Pathogenic Chlamydia Lack a Classical Sacculus but Synthesize a Narrow, Mid-cell Peptidoglycan Ring, Regulated by MreB, for Cell Division

Overview

Journal PLoS Pathog

Specialty Microbiology

Date 2016 May 5

PMID 27144308

Citations 63

Authors

George Liechti

Erkin Kuru

Mathanraj Packiam

Yen-Pang Hsu

Srinivas Tekkam

Edward Hall

Jonathan T Rittichier

Michael VanNieuwenhze

Yves V Brun

Anthony T Maurelli

Affiliations

Soon will be listed here.

Abstract

The peptidoglycan (PG) cell wall is a peptide cross-linked glycan polymer essential for bacterial division and maintenance of cell shape and hydrostatic pressure. Bacteria in the Chlamydiales were long thought to lack PG until recent advances in PG labeling technologies revealed the presence of this critical cell wall component in Chlamydia trachomatis. In this study, we utilize bio-orthogonal D-amino acid dipeptide probes combined with super-resolution microscopy to demonstrate that four pathogenic Chlamydiae species each possess a ≤ 140 nm wide PG ring limited to the division plane during the replicative phase of their developmental cycles.
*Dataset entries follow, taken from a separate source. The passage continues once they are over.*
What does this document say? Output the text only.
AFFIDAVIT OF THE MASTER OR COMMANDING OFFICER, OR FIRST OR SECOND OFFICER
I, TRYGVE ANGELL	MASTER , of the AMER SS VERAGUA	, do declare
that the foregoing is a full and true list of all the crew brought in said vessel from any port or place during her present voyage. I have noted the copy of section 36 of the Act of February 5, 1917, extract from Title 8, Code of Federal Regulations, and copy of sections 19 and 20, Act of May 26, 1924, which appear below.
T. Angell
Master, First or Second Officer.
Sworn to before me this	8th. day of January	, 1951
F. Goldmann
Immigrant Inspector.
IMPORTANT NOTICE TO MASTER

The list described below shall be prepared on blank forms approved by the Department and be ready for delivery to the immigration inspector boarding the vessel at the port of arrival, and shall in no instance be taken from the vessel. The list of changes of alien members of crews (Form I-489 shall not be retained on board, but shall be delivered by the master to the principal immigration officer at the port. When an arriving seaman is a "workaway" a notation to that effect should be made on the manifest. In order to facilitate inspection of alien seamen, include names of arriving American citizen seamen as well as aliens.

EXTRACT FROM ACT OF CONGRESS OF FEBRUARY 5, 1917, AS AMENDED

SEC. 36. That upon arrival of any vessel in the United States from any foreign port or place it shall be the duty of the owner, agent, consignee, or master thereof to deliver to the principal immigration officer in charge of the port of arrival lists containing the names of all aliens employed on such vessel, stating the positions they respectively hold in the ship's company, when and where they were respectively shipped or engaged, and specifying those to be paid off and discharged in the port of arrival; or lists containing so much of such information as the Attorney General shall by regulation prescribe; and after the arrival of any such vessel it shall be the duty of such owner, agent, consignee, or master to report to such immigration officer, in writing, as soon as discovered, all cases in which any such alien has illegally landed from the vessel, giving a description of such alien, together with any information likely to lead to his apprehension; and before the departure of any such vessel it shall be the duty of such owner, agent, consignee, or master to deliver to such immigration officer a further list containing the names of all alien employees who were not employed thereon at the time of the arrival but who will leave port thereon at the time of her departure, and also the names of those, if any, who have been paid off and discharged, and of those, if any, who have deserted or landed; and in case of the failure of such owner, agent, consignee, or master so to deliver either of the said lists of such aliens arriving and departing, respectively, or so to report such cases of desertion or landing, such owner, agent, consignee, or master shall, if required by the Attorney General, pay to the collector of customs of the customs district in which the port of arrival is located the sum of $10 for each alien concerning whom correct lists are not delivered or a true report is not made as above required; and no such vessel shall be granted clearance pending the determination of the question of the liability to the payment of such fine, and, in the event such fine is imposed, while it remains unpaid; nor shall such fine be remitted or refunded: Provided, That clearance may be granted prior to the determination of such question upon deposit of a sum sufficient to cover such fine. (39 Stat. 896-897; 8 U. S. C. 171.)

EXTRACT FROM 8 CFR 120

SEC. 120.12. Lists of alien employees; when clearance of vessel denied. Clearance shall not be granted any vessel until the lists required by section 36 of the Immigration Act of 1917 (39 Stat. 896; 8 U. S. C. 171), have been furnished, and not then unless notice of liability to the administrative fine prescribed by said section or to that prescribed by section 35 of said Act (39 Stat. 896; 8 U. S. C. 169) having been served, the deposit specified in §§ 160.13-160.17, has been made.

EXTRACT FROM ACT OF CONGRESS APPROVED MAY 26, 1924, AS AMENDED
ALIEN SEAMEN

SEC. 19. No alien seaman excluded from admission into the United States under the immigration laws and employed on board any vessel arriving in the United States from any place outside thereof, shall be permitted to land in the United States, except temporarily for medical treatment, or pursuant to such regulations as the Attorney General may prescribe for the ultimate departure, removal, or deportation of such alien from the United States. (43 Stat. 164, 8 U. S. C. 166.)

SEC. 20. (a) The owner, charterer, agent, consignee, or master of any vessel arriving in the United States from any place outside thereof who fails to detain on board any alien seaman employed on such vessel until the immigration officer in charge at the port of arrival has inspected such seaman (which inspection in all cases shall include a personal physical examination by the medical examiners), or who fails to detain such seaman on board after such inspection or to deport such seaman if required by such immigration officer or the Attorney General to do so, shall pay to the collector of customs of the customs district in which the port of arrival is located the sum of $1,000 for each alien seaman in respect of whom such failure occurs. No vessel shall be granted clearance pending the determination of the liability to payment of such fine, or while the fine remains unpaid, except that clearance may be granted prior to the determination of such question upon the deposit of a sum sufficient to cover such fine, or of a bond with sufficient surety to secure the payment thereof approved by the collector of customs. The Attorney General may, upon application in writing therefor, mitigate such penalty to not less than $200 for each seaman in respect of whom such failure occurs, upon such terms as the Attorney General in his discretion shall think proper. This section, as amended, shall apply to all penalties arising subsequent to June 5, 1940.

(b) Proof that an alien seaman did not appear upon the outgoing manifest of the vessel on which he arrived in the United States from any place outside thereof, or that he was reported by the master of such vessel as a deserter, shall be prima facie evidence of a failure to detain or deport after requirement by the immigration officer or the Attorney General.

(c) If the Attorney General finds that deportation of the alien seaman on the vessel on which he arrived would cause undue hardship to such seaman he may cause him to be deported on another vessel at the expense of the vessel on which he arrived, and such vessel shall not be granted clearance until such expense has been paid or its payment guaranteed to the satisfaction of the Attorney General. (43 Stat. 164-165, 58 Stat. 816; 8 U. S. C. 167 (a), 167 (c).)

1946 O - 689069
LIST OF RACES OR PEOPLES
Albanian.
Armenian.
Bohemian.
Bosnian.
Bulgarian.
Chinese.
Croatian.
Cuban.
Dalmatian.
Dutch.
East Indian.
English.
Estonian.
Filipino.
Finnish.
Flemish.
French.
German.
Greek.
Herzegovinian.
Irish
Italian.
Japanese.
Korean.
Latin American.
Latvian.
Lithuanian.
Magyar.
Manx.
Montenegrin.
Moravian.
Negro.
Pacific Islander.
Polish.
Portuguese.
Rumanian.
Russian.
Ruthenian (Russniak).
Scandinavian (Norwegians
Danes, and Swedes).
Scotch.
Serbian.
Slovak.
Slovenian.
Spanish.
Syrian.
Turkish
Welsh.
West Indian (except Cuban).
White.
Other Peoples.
Assembly of this PG ring is rapid, processive, and linked to the bacterial actin-like protein, MreB. Both MreB polymerization and PG biosynthesis occur only in the intracellular form of pathogenic Chlamydia and are required for cell enlargement, division, and transition between the microbe's developmental forms. Our kinetic, molecular, and biochemical analyses suggest that the development of this limited, transient, PG ring structure is the result of pathoadaptation by Chlamydia to an intracellular niche within its vertebrate host.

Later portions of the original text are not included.